La edad de aquel verano

Las chicas no lloran

Adela siempre odió ser rubia y la fragilidad que la gente solía atribuir a las niñas bonitas. Por eso, siempre estaba dispuesta a demostrar su fortaleza, corriendo por ahí sin zapatos, imaginando que era una guerrera capaz de emprender cualquier viaje y luchar contra criaturas temibles.

En realidad, esas criaturas eran Borja y sus amigotes, que en el patio se dedicaban a amedrentar a Inés, poniéndole la zancadilla o tirándole los libros de un manotazo. Entonces Adela lanzaba una patada voladora y se liaba a puñetazos. Los niños salían corriendo, llamándola "marimacho" entre risas, a cambio ella usaba "cucarachos, amebas o cavernícolas" para referirse a ellos. Pero Adela sabía que, en el fondo, se sentían atraídos por ella, y eso le provocaba un profundo asco. Odiaba a los chicos con toda su alma. Odiaba que le exigieran feminidad y complacencia, que esperaran de ella que les riera las gracias que no tenían, y todo ese entramado que sus padres llamaban machismo desde que tenía uso de razón. No lo odiaba porque lo hubiera escuchado, sino porque sentía por ella misma todo lo que eso significaba.

De lo que no estaba tan segura era de si realmente era esa aventurera que aparentaba ser o si, en realidad, quería dar una imagen dura y autosuficiente para compensar todo lo que detestaba del mundo. Si el hecho de entrar en una cueva era realmente algo que le fascinara, o si solo era su forma de decir: "Miradme, soy una superniña dispuesta a todo". Por eso se sentía contrariada cuando sus amigas no le seguían el ritmo. Se sentía una farsante y algo dictadora. No disfrutaba siendo así con ellas porque las quería más que a nada en el mundo, lo tenía claro. Pero eso no le sirvió para no enfadarse terriblemente la tarde en que les pidió volver a la cueva.

-Vamos al bosque- rogó, con las manos en posición de rezo.

Martina se excusó:
-Debo volver a casa más temprano.
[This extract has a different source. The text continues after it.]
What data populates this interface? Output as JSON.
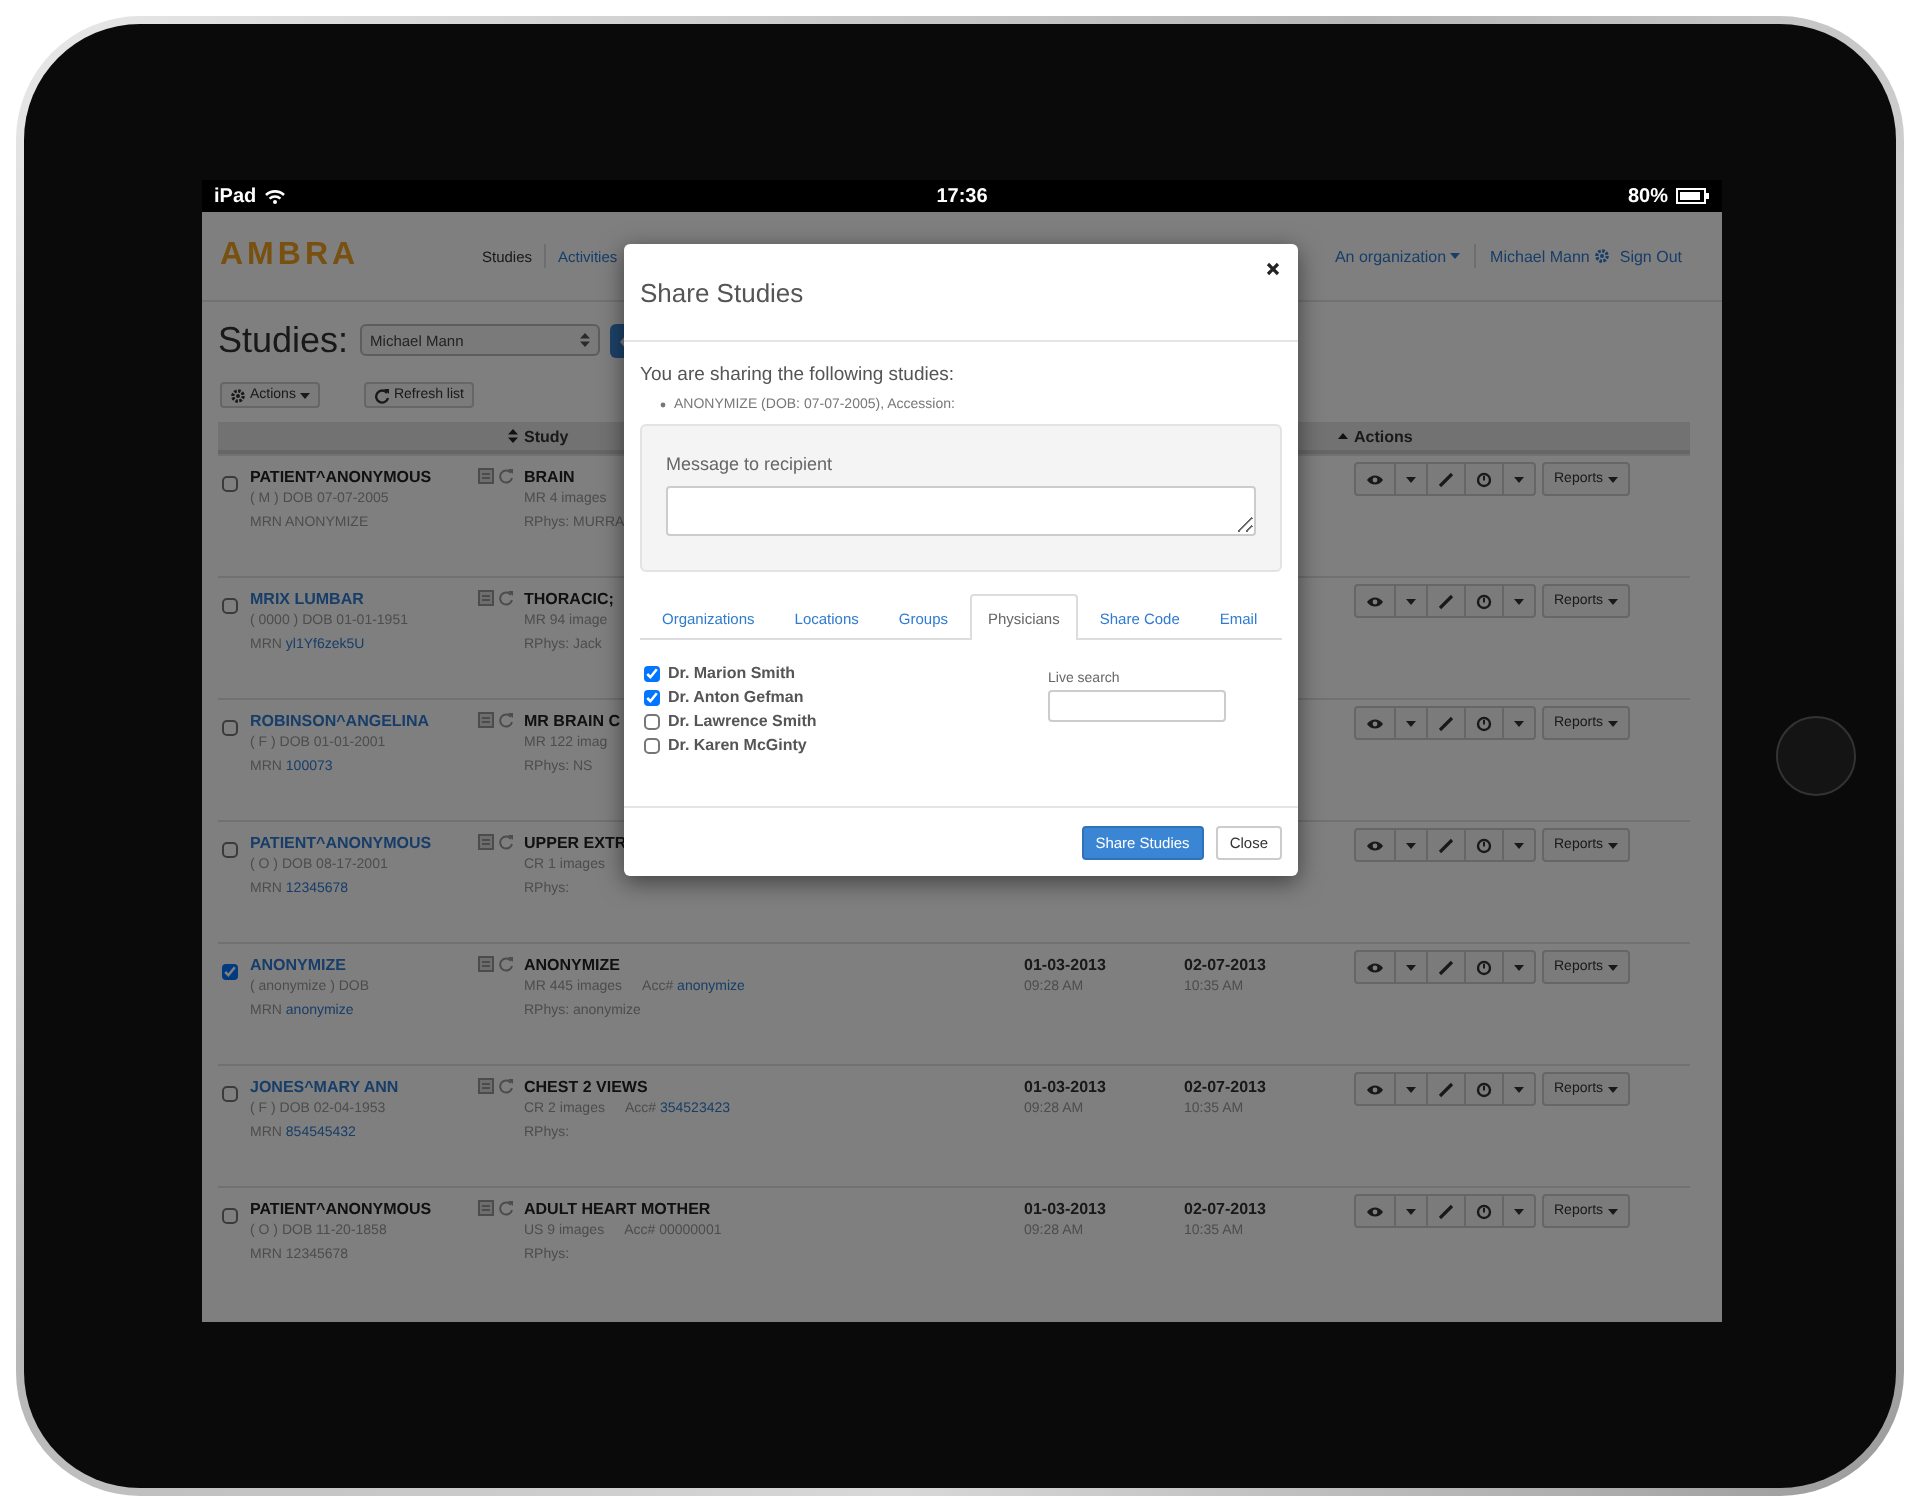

Mis abuelos vienen de visita.

Adela dirigió una mirada a Inés, esperando que ella siguiera siendo una opción.

-No deberíamos volver allí. Dijimos que era peligroso- contestó Inés, sin levantar la mirada de su libreta.

-¡No, eso lo dijiste solo tú! ¿Verdad, Martina?

Martina se encogió de hombros. En realidad, estaba más de acuerdo con Inés.

Adela frunció el ceño, herida:
-Siempre estáis inventando excusas. ¿Es que siempre vamos a ser tres niñitas lloronas?

El silencio cayó entre ellas como una piedra. Ninguna quiso ceder. Eso enfadó aún más a Adela, que se alejó corriendo por la pradera con un nudo en la garganta. Sus amigas no la siguieron; se quedaron sentadas sobre el tronco hueco, entre enfadadas y aliviadas.

Horas después, cuando el sol empezó a ocultarse, Martina murmuró:
-¿Y si se ha ido sola hasta la cueva?

Inés, aún con la nariz escondida en la libreta, contestó:
-¿Ahora te vas a preocupar? Yo, al menos, he sido sincera. Tú te inventaste lo de tus abuelos para no ir.

Martina, en vez de enfadarse, comprendió que tenía razón. Le tendió la mano a Inés con el rostro desencajado. No necesitaron decir nada más; ambas supieron qué hacer a continuación.

Cuando la madre de Adela vio a las amigas de su hija con aquella expresión de terror, supuso que algo había sucedido:
-¿Adela no está con vosotras?

Las dos niñas negaron con la cabeza a la vez, sin pronunciar palabra.